Written by Luke Chang & Sasha Brietzke
In this tutorial we will learn the basics of the organization of data folders, and how to load, plot, and manipulate neuroimaging data in Python.
To introduce the basics of fMRI data structures, watch this short video by Martin Lindquist.
from IPython.display import YouTubeVideo YouTubeVideo('OuRdQJMU5ro')
There are many different software packages to analyze neuroimaging data. Most of them are open source and free to use (with the exception of BrainVoyager). The most popular ones (SPM, FSL, & AFNI) have been around a long time and are where many new methods are developed and distributed. These packages have focused on implementing what they believe are the best statistical methods, ease of use, and computational efficiency. They have very large user bases so many bugs have been identified and fixed over the years. There are also lots of publicly available documentation, listserves, and online tutorials, which makes it very easy to get started using these tools.
There are also many more boutique packages that focus on specific types of preprocessing step and analyses such as spatial normalization with ANTs, connectivity analyses with the conn-toolbox, representational similarity analyses with the rsaToolbox, and prediction/classification with pyMVPA.

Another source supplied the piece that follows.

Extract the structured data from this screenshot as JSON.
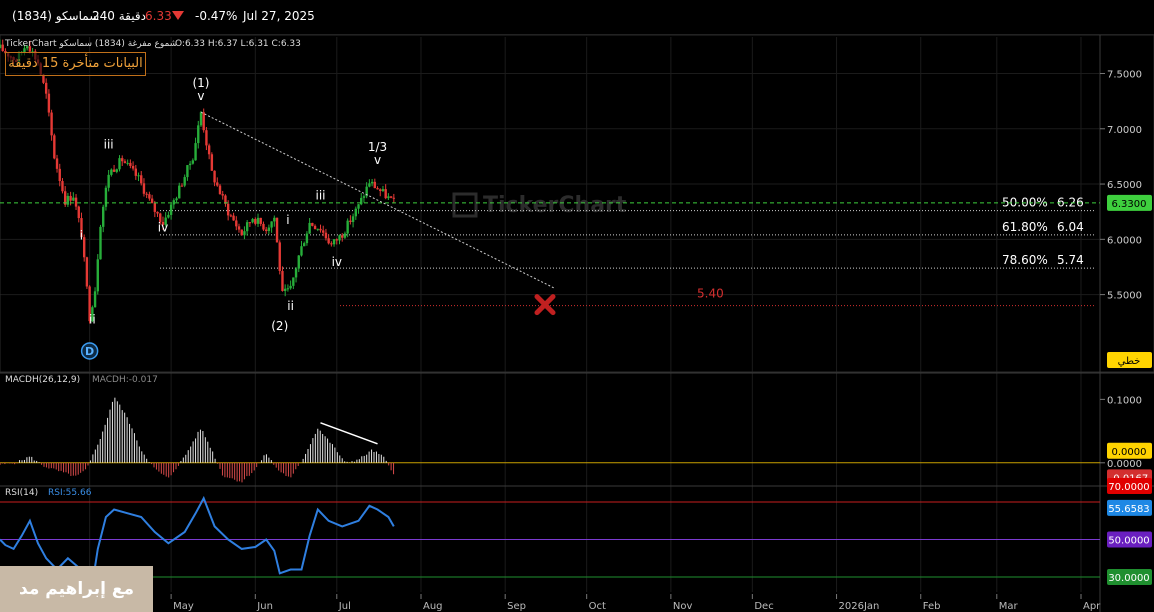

Many packages have been developed within proprietary software such as Matlab (e.g., SPM, Conn, RSAToolbox, etc). Unfortunately, this requires that your university has site license for Matlab and many individual add-on toolboxes. If you are not affiliated with a University, you may have to pay for Matlab, which can be fairly expensive. There are free alternatives such as octave, but octave does not include many of the add-on toolboxes offered by matlab that may be required for a specific package. Because of this restrictive licensing, it is difficult to run matlab on cloud computing servers and to use with free online courses such as dartbrains. Other packages have been written in C/C++/C# and need to be compiled to run on your specific computer and operating system. While these tools are typically highly computationally efficient, it can sometimes be challenging to get them to install and work on specific computers and operating systems.
There has been a growing trend to adopt the open source Python framework in the data science and scientific computing communities, which has lead to an explosion in the number of new packages available for statistics, visualization, machine learning, and web development. pyMVPA was an early leader in this trend, and there are many great tools that are being actively developed such as nilearn, brainiak, neurosynth, nipype, fmriprep, and many more. One exciting thing is that these newer developments have built on the expertise of decades of experience with imaging analyses, and leverage changes in high performance computing. There is also a very tight integration with many cutting edge developments in adjacent communities such as machine learning with scikit-learn, tensorflow, and pytorch, which has made new types of analyses much more accessible to the neuroimaging community. There has also been an influx of younger contributors with software development expertise. You might be surprised to know that many of the popular tools being used had core contributors originating from the neuroimaging community (e.g., scikit-learn, seaborn, and many more).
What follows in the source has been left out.